Thomas Gaffney, 51, of Akron, has been charged with burglary. He is being held at the Summit County Jail and is scheduled to be arraigned Wednesday in Akron Municipal Court. He has had previous burglary convictions, according to local court records.

Police are investigating whether he had broken into the home earlier, Capt. Dave Laughlin said.

Authorities also are investigating about eight to 10 break-ins at other homes and businesses in the area within the past 1½ months, Laughlin said.

It was the first time that McGown, who said he has a concealed carry permit, pointed a loaded gun at a person. He said he wasn't scared or anxious.

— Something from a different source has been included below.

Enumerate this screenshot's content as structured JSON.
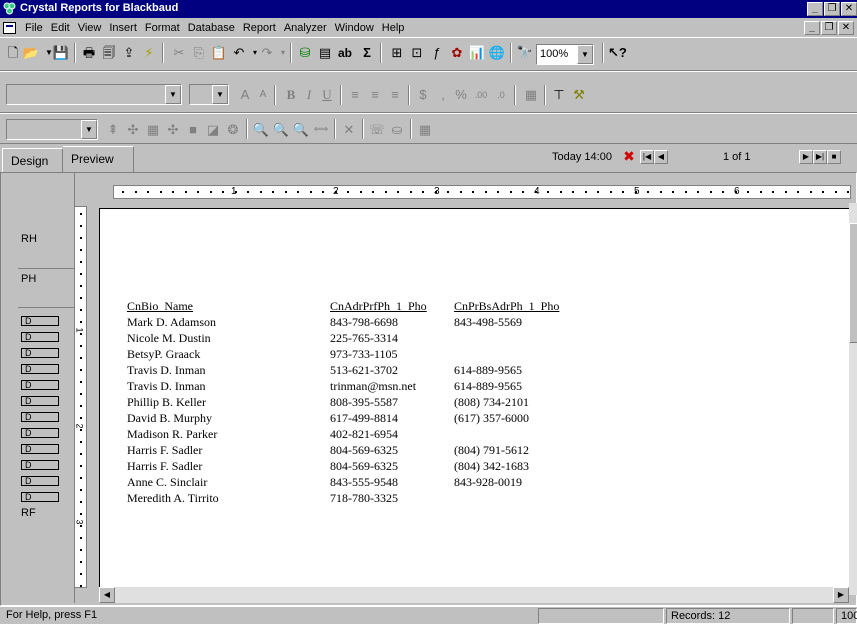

"At the time, I wasn't adrenaline fueled," he said. "At the time, I just wanted him to stay there until the police came. I didn't want to have to do anything other than hold him. And it turns out I didn't."

But McGown, whose home also was burglarized about six years ago, was prepared to shoot.

"If he had reached his hand towards a pocket or something where I thought he might have had one of the guns that went away last night or the night before, I might have been tempted to do that," he said. "But I'm glad it didn't come to that."

Laughlin said police have no across-the-board advice for people when confronted with a burglar. In some cases, it's best to flee or hide and call 911, he said.

"Our goal is to make sure all of our citizens are safe," Laughlin said. "We don’t want to tell people a blanket what you should do because each situation is different."

After police left the scene, McGown went back to bed. Asked how he could sleep after confronting a burglar, he replied with a laugh: "I'm 73 years old, I can sleep almost anytime."

"I didn't view it as taking the law into my own hands," he added. "What I viewed it as — my home was being violated and here was a guy doing it in my presence, here's the guy and I wanted him to stop doing that. Once I made him stop doing that, I had no trouble going to sleep because I had done what I was supposed to do and no more."

Despite being a gun owner, McGown has mixed feelings about people having guns.

"It's great when they have them when they need them in the middle of the night and someone breaks into their house," he said. "It's not so great when they have them and they get angry at somebody they know and use it. ... I don't think you should have them unless you have some extensive experience with them."